Cameron ne votera pas Juncker. Ou alors il menace de faire sortir l’UK de l’Union Européenne. Merkel a hésité, n’a pas soutenu le conservateur européen à la présidence de la Commission au départ mais vient de se raviser et lui a apporté son concours. Les premiers ministres de droite suédois, hongrois, finlandais. La plupart reprochent à Juncker d’être trop fédéraliste. Plus surprenant Mark Rutte, le premier Ministre libéral de droite des Pays-Bas, membre du pourtant officiellement fédéraliste ELDR, a les mêmes réserves.
Juncker ou pas Juncker: la problématique
Alors que des conservateurs et des libéraux rejettent Jean-Claude Juncker, plusieurs personnalités de la gauche ont, avant Merkel, appelé à ce que Juncker soit désigné Président de la Commission. Daniel Cohn-Bendit par exemple. Ce qui, comme nous allons le voir et contrairement à ce que dit le Nouvel Obs n’a rien de surprenant. Autre soutien, et cela a du faire s’étrangler ses amis français du Front de Gauche, moins pro-européens que lui, Alexis Tsipras, le leader de la gauche radicale européenne.
C’est que l’enjeu, derrière ces apparentes confusions, est clair: nous avons d’un côté les partisans des pouvoirs des Etats, très présents au sein de nombre de gouvernements de la droite européenne. De l’autre des forces partisanes de plus d’Europe, allant des fédéralistes (dont Juncker n’est, quoi que dise Cameron, pas) à des forces considérant simplement que plus de sujets peuvent être traités efficacement au sein de l’Union.
Les premiers, qui dirigent de fait l’Europe depuis des années, ont tout intérêt à ce que les élections européennes ne débouchent sur rien de concret et sur le fait d’imposer des leaders parmi les moins gênants pour leur pouvoir. Ce sont les partisans des pouvoirs des Etats qui ont imposé Barroso et Ashton aux responsabilités qui ont été les leurs, avec les échecs que l’on sait.
Les seconds veulent que l’élection européenne ait un sens.

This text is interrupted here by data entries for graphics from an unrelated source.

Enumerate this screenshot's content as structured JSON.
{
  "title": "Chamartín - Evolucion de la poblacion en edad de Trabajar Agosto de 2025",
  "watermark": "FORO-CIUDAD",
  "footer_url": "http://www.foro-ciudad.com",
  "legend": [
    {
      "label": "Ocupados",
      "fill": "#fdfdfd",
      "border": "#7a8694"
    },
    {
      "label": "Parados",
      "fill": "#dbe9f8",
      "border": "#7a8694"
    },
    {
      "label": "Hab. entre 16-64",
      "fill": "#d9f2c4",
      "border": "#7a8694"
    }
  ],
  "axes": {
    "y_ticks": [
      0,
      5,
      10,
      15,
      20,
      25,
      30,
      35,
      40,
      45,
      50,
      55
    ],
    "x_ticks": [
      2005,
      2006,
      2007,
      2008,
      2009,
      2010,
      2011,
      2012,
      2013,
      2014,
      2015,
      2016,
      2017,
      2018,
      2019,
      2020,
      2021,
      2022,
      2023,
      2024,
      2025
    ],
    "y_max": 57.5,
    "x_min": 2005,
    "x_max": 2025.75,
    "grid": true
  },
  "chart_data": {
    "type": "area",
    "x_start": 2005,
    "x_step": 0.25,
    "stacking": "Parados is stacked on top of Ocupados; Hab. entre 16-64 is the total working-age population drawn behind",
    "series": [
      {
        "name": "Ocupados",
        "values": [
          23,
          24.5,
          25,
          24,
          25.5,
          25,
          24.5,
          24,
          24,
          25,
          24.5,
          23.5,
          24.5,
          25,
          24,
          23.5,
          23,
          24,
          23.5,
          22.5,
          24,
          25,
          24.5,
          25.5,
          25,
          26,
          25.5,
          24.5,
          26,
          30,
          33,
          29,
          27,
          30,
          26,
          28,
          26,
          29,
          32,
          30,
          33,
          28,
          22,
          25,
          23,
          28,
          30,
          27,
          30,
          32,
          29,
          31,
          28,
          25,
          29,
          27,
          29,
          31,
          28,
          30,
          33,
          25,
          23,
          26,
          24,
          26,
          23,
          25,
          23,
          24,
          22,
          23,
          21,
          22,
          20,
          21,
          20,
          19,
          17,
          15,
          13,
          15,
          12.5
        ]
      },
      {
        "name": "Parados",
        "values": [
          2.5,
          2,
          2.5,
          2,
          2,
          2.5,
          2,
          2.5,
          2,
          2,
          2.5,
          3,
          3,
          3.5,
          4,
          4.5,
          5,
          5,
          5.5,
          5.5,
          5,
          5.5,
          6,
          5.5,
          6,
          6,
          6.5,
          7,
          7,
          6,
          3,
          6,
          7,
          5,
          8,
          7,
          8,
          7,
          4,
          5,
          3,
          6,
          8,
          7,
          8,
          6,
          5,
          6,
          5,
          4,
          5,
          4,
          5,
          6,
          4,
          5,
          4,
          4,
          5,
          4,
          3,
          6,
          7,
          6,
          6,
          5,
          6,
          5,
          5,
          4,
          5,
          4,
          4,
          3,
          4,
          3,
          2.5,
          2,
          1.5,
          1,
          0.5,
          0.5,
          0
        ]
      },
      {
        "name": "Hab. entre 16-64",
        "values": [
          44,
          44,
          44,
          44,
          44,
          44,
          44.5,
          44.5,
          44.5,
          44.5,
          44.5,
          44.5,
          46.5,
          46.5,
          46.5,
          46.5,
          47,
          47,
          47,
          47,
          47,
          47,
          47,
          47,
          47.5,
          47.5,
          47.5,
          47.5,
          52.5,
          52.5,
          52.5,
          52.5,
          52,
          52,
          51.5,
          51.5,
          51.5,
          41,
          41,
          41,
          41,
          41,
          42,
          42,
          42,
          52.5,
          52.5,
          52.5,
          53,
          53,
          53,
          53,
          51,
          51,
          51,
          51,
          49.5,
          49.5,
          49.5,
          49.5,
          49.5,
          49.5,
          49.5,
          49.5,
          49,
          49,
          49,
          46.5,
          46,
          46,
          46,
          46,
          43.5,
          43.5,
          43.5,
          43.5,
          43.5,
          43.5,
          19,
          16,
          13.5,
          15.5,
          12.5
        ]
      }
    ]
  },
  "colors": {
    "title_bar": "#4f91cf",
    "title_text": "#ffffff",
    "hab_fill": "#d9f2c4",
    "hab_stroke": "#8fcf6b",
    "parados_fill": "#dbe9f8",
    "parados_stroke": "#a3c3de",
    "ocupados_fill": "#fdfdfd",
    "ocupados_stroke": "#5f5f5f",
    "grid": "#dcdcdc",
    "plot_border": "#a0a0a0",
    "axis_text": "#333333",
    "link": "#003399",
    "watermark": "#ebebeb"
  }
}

Ils n’ont pas tous voté la semaine passée pour Juncker (moi le premier) choisissant même souvent d’autres candidats mais ils considèrent que le Président de la Commission doit, pour être puissant, être issu du vote populaire européen.Et les forces conservatrices qui soutiennent Juncker sont arrivées devant les autres (hélas pour ceux qui comme moi ont fait un choix plus progressiste mais c’est la démocratie).
Les candidats à la Présidence de la Commission s’étaient d’ailleurs tous engagés sur la légitimité à présider de celui ou celle arrivé(e) en tête.
Les partisans du pouvoir des Etats ont visiblement un candidat: Michel Barnier. Ce français membre de l’UMP a l’avantage pour lui d’être assez complice avec la City (il est réputé avoir écrit sous la dictée des financiers les projets de régulation européenne) malgré quelques passes d’armes et d’être proche des lobbys productivistes.
Il est par ailleurs en train de tisser sa toile pour devenir le candidat de la droite aux prochaines régionales dans la région Rhône-Alpes.
Ecarté par les conservateurs du PPE, qui ont préféré investir Juncker, Michel Barnier ne bénéficie pas de la même légitimité que celui qui a remporté les élections de dimanche dernier.
C’est justement ce que veulent les partisans des Etats.